Even for a veteran travel writer, the prospect of visiting Istanbul thrilled me. Istanbul, after all, is one of those words that shimmers with exoticism, bringing to mind whirling dervishes, cruises on the Bosphorus, the Sultan’s Palace, and the Grand Bazaar. As someone who specializes in spiritual travels, I knew there was one place I wanted to visit most of all—Hagia Sophia, that legendary holy site honored in both Christianity and Islam.

Hagia Sophia—stately, grand, and imposing—did not disappoint. But what I find myself remembering most vividly is a woman whose image reached out to me across more than a millennia. To me, she symbolizes the power of that holy place and the way that on our travels, time sometimes telescopes so that the past is not past at all.

Built on the remains of two previous churches, Hagia Sophia, the Church of Holy Wisdom, was the foremost wonder of the Byzantine Empire.  Completed in 537 AD, it was here that emperors were crowned and the Fifth and Sixth Ecumenical Councils met to chart the theological course of Christianity.  Though sacked by crusaders in 1204 and shaken by numerous earthquakes, for nearly a thousand years it reigned as the preeminent cathedral of Christendom.

After Mehmet II conquered Constantinople in 1453, the church became one of the great mosques of the Muslim world.  Its holy relics were removed, inscriptions from the Koran were added to the interior of its great dome, and four minarets were added to its exterior.  In the mid-nineteenth century, six large discs bearing the names of God, Muhammad, and the first caliphs and imams were inscribed to its interior, completing the building’s unique blending of the iconography of two faiths.

Since 1935 Hagia Sophia has been a museum, which given the complicated religious history of Turkey I guess is probably a necessary compromise. It is a building in need of constant repair, with perpetually peeling plaster and acres of cracked marble. It has too many people tramping through it who see it as just a museum and not as a place of worship.  It is poorly lit and it echoes with the voices of visitors.

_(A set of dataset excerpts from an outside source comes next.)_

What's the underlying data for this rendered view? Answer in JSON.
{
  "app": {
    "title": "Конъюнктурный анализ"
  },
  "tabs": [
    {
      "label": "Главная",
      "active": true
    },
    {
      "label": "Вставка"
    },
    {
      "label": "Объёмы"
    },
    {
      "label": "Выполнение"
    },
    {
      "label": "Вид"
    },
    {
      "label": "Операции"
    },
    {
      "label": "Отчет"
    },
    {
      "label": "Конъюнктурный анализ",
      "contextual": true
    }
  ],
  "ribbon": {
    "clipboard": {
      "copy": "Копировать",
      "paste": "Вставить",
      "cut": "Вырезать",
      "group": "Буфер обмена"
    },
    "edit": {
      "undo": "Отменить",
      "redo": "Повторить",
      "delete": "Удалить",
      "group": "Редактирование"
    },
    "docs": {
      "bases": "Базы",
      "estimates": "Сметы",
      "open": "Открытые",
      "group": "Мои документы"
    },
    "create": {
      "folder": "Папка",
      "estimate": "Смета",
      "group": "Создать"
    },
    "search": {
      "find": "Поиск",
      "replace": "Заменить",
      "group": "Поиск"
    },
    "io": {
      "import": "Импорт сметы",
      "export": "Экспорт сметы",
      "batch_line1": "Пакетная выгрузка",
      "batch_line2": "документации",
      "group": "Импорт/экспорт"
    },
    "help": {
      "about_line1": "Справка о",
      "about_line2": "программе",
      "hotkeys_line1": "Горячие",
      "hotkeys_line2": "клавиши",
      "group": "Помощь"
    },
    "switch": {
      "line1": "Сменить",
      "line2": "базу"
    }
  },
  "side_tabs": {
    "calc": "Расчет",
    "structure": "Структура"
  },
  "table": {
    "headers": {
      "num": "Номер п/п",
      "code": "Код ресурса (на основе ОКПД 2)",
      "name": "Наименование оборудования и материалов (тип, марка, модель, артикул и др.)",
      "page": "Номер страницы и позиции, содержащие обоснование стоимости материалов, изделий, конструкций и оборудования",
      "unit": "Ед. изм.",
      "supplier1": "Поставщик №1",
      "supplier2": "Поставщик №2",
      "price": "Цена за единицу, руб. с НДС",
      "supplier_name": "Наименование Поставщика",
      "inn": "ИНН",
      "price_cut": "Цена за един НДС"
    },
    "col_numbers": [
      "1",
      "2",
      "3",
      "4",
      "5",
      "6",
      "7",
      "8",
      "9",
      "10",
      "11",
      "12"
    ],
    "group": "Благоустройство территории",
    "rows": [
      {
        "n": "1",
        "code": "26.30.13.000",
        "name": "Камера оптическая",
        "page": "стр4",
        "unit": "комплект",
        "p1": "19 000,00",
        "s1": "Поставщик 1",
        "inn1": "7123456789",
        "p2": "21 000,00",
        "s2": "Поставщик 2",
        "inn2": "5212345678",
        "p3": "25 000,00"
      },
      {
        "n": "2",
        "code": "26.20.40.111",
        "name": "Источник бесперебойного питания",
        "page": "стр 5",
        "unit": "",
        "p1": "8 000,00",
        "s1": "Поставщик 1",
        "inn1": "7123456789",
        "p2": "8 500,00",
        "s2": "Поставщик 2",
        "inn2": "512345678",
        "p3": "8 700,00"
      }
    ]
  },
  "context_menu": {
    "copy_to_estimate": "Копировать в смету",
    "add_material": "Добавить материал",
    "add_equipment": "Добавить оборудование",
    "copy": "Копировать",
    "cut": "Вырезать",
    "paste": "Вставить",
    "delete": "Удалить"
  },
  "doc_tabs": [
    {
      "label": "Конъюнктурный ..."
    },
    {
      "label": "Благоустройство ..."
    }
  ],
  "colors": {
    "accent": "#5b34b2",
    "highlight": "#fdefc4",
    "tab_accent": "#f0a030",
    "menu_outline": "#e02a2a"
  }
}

And yet, when I think back to my two visits to Hagia Sophia (for I had to go twice, since once was not nearly enough), the memories that come to my mind are suffused with beauty.  Hagia Sophia is like a once-alluring woman whose face is now ravaged by age, but whose loveliness is still mesmerizing.

And nowhere did that loveliness blaze more brightly than in a mosaic that features Irene of Hungary, a 12th-century saint beloved for her piety, generosity, and kindness.

Standing amid the bustle of tourists, I found myself transfixed by this work of religious art. The mosaic depicts Irene standing with the Virgin Mary and Christ Child and Irene’s husband, the Byzantine emperor John II Comnenus. Made of tiny pieces of colored glass, it seemed to have a rippling, luminous quality, its character changing subtly as the light shifted across its surface.

As we stood below the mosaic and gazed upwards, my eyes kept returning to St. Irene’s face. All the characters in the mosaic have a stiff formality, but they are also individualized. I could tell St. Irene was a Northern European by the blonde braids that framed her crown. And those elaborately embroidered robes!  Byzantine dressmakers had a love for color and style, certainly.  As both a saint and an empress, Irene clearly had the pick of the closet.

There was something else that intrigued me about this mosaic: St. Irene is shown holding a scroll. I remembered reading in Judith Herrin’s Byzantium: The Surprising Life of a Medieval Empire, that important women like St. Irene were often shown with scrolls in their hands, for imperial and high-ranking women in Byzantium were normally well-educated as well as influential.

I loved the way St. Irene’s wisdom and beauty still shines forth in Hagia Sophia today. She has remained there as Constantinople became Istanbul, Byzantium the Ottoman Empire and centuries later morphed yet again into the modern republic of Turkey. Through it all, she has remained elegant and serene, bearing witness to the fact that good-hearted women have shaped history as well as powerful men.

In my travels I have often found that a holy place has the power to make time disappear. In Hagia Sophia, I learned that it can also bring to life, even for a few brief moments, the charisma of someone long dead.